[QUOTE=traxxus;41068]To overcome this, I guess I might do a future projection with heavy emphasis on sensuality or heavily romantic/sexual overtones. I also might use anticipated regret to paint a picture of loneliness/sadness at some point in the future and then provide a behavioral plan (ie. or you could kiss me now and avoid that lonely empty feeling in your bed tonight) that allowed her to avoid that regret, thereby inciting change. I never have tried the utilizing anticipated regret, but I imagine it could be a really powerful tool for frame setting and influence.[/QUOTE]
Man, you guys have devoted a lot of time to this. I've never been a fan of 'setting frames.' Instead, I'm more of a setting expectations kind of person. I use examples from my past or current life to communicate what I want and expect from a woman. So, if I expect for sex to be fun and crazy then I say something like:
"If you have a vibrant, strong sex life with someone. If you're with someone that you enjoy objectifying and vice versa, then when you hit rough patches in life or in the relationship you still have that to fall back on...it's a strong bond that can help your relationship from falling apart. When the sex dies, the relationship dies..."
You could argue the above is a frame but I see it more as me telling them what I want from them and giving them direction and permission to act that way. Essentially, I'm using my authority as the respected male to free her from the guilt, fear, and/or timidness to do what it is that I NEED for her to do so that I'M happy and fulfilled.
When I hear frame I think manipulation. When I hear setting expectations I think that as the authoriative male in the relationship I'm directing and leading her to act in a way that I require or want from her. I'm not manipulating her, I'm giving her a purpose.

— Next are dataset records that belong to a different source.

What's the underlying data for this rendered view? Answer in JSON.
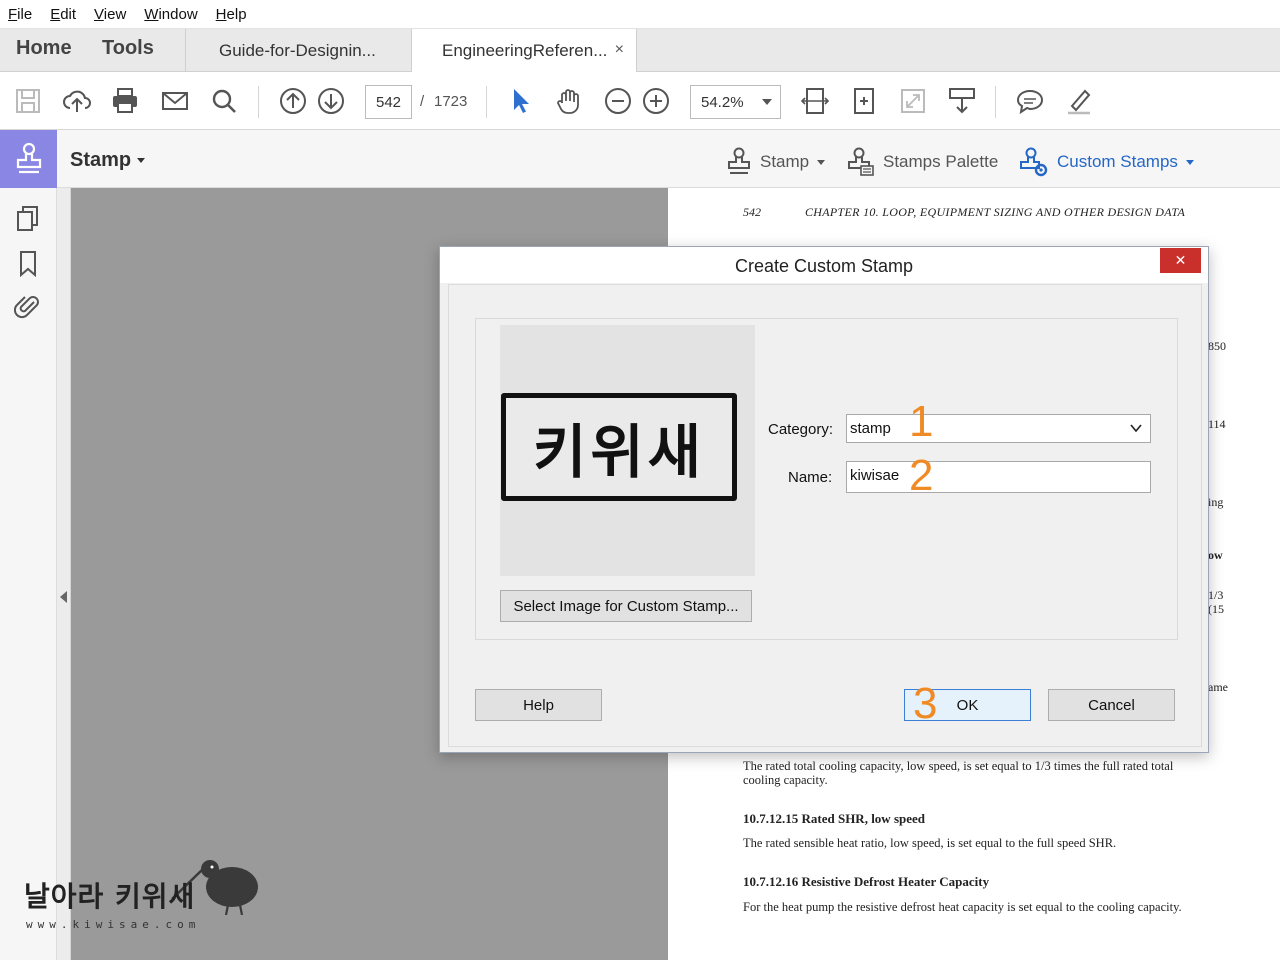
{
  "menu": {
    "items": [
      "File",
      "Edit",
      "View",
      "Window",
      "Help"
    ]
  },
  "tabs": {
    "home": "Home",
    "tools": "Tools",
    "docs": [
      {
        "label": "Guide-for-Designin..."
      },
      {
        "label": "EngineeringReferen...",
        "active": true
      }
    ],
    "close_glyph": "×"
  },
  "toolbar": {
    "page_current": "542",
    "page_separator": "/",
    "page_total": "1723",
    "zoom": "54.2%"
  },
  "stamp_toolbar": {
    "title": "Stamp",
    "stamp_menu": "Stamp",
    "stamps_palette": "Stamps Palette",
    "custom_stamps": "Custom Stamps",
    "accent": "#8a86e4",
    "link_color": "#2467c6"
  },
  "document": {
    "page_number": "542",
    "running_head": "CHAPTER 10.  LOOP, EQUIPMENT SIZING AND OTHER DESIGN DATA",
    "fragments": [
      "850",
      "114",
      "ing",
      "ow",
      "1/3",
      "(15",
      "ame"
    ],
    "paragraph_1_line_1": "The rated total cooling capacity, low speed, is set equal to 1/3 times the full rated total",
    "paragraph_1_line_2": "cooling capacity.",
    "section_1": "10.7.12.15   Rated SHR, low speed",
    "paragraph_2": "The rated sensible heat ratio, low speed, is set equal to the full speed SHR.",
    "section_2": "10.7.12.16   Resistive Defrost Heater Capacity",
    "paragraph_3": "For the heat pump the resistive defrost heat capacity is set equal to the cooling capacity."
  },
  "dialog": {
    "title": "Create Custom Stamp",
    "close_glyph": "✕",
    "stamp_image_text": "키위새",
    "select_image_button": "Select Image for Custom Stamp...",
    "category_label": "Category:",
    "category_value": "stamp",
    "name_label": "Name:",
    "name_value": "kiwisae",
    "help_button": "Help",
    "ok_button": "OK",
    "cancel_button": "Cancel",
    "callouts": [
      "1",
      "2",
      "3"
    ],
    "callout_color": "#f08a24",
    "close_color": "#c9302c"
  },
  "watermark": {
    "text": "날아라 키위새",
    "url": "www.kiwisae.com"
  }
}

Having said that, this is a mind fuck frame (I heard this from someone else so I'm not taking the credit):
You're lying in bed with your woman, holding her after you just gave her the roggering of a lifetime. You don't look at her, you look off in the distance at the door to leave the room. Then, you say:
Bull Run: "See that door. How would you feel if I got up right now and walked out that door to never return? No goodbye, no looking back. The last thing you see is my cute butt walking away. How would that make you feel?"
HB Random: "What? That would make me feel awful, truly awful. Don't go."
Bull Run: "I'm not but when I'm not happy and fulfilled in a relationship, that's what I do when I leave. I walk out the door, never to return..."
They're usually silent at this point. And, they usually bury themselves into your chest even more than they already have. They're basically experiencing the pain of you leaving. They're feeling it right then and there and they realize they DON'T like it one bit. This will build massive amounts of authority for you and compliance from her.
I see the first example as setting expectations and the second example as setting a frame. I could be wrong because I don't generally think of 'frames' and the like, instead I think of creating authority and demanding compliance. But, I see it as a frame because it's not necessarily a geniune thing. If it's true that when you're not happy you just walk out the door, then I think you could argue it's closer to setting an expectation (kind of). If it's not true then I think it's straight up manipulation, which is what I view a frame as. You're boxing someone into thinking or feeling something, you're forcing them to feel or react in a certain way. I know this happens everyday in life but I still think it's a socially dysfunctional method of dealing with people.